* [PATCH net 0/2] udplookup: Rescan udp hash chains if cross-linked
@ 2025-01-27 19:40 David Laight
2025-01-27 19:40 ` [PATCH net 1/2] udp4: " David Laight
0 siblings, 1 reply; 5+ messages in thread
From: David Laight @ 2025-01-27 19:40 UTC (permalink / raw)
To: David S. Miller, Eric Dumazet, Jakub Kicinski, netdev,
linux-kernel
Cc: David Laight, David Ahern, Paolo Abeni, Simon Horman, Tom Herbert,
Gabriel Krisman Bertazi, Lorenz Bauer, Kuniyuki Iwashima
udp_lib_rehash() can get called at any time and will move a
socket to a different hash2 chain.
This can cause udp[46]_lib_lookup2() (processing incoming UDP) to
fail to find a socket and an ICMP port unreachable be sent.
Prior to ca065d0cf80fa the lookup used 'hlist_nulls' and checked
that the 'end if list' marker was on the correct list.

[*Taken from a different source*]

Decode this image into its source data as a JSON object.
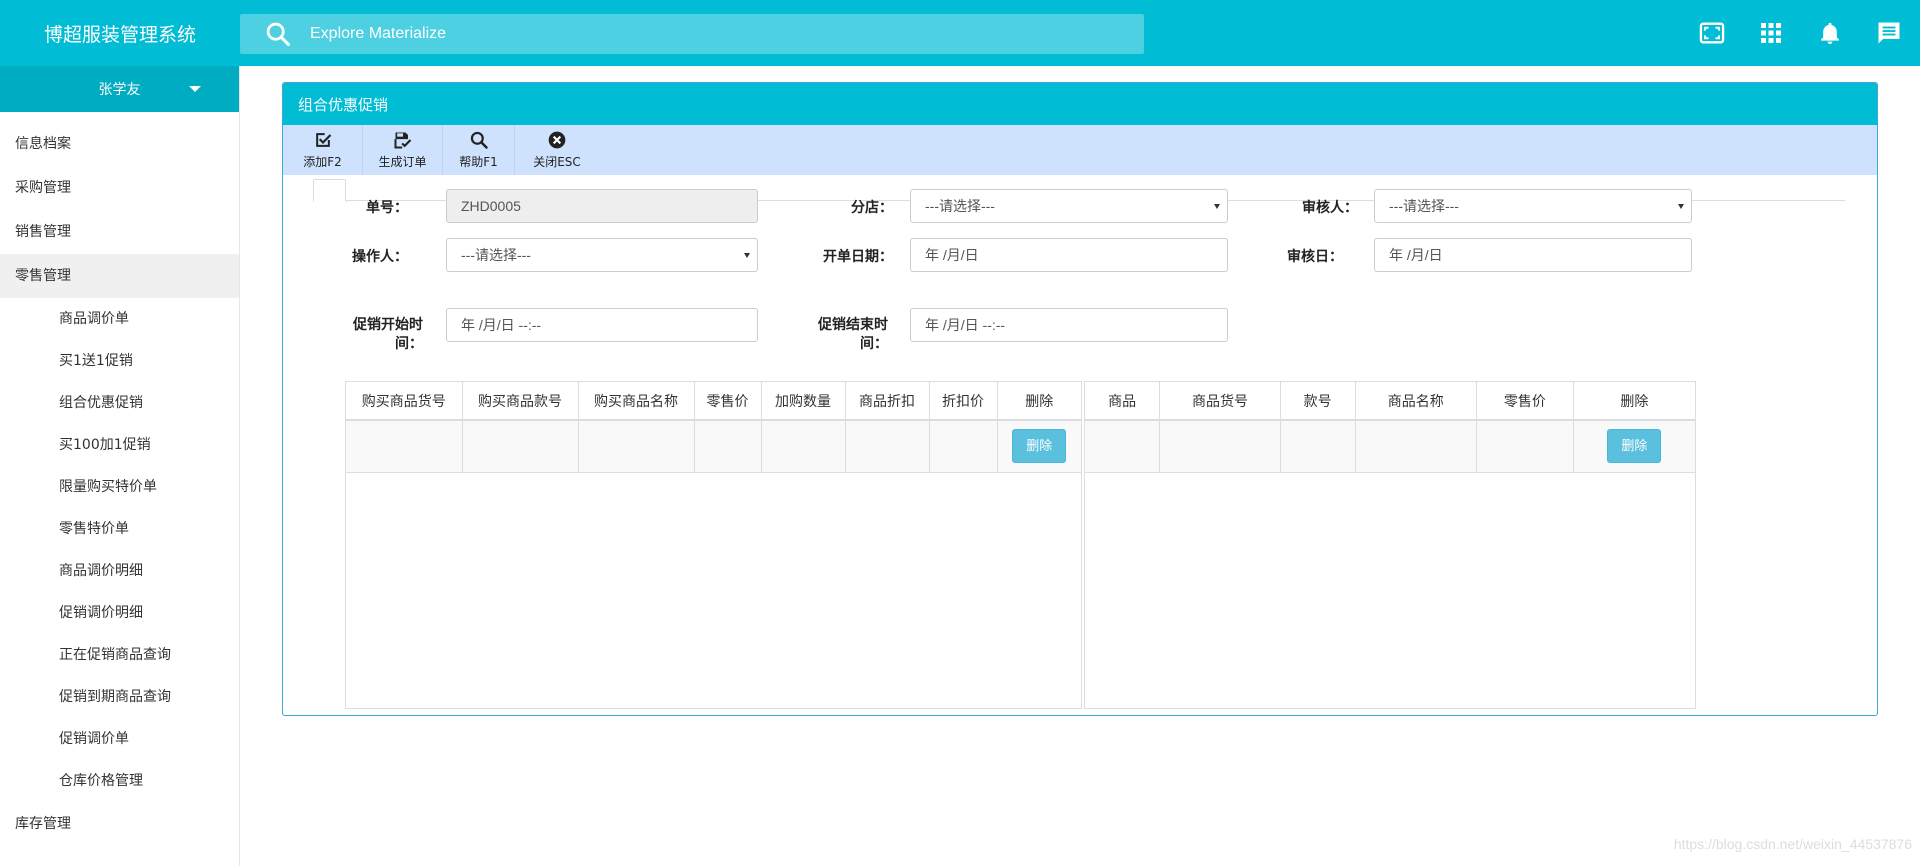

The cross-linking can definitely happen (see earlier issues with
it looping forever because gcc cached the list head).
I can't see an easy way around adding another two parameters to
udp[46]_lib lookup().
However once udp-lite is removed 'mask' can be obtained from 'net'.
'net' itself could be obtained from 'sk'.
Not addressed here, but the 'reuseport' code doesn't look right to me.
David Laight (2):
IPv4: Rescan the hash2 list if the hash chains have got cross-linked.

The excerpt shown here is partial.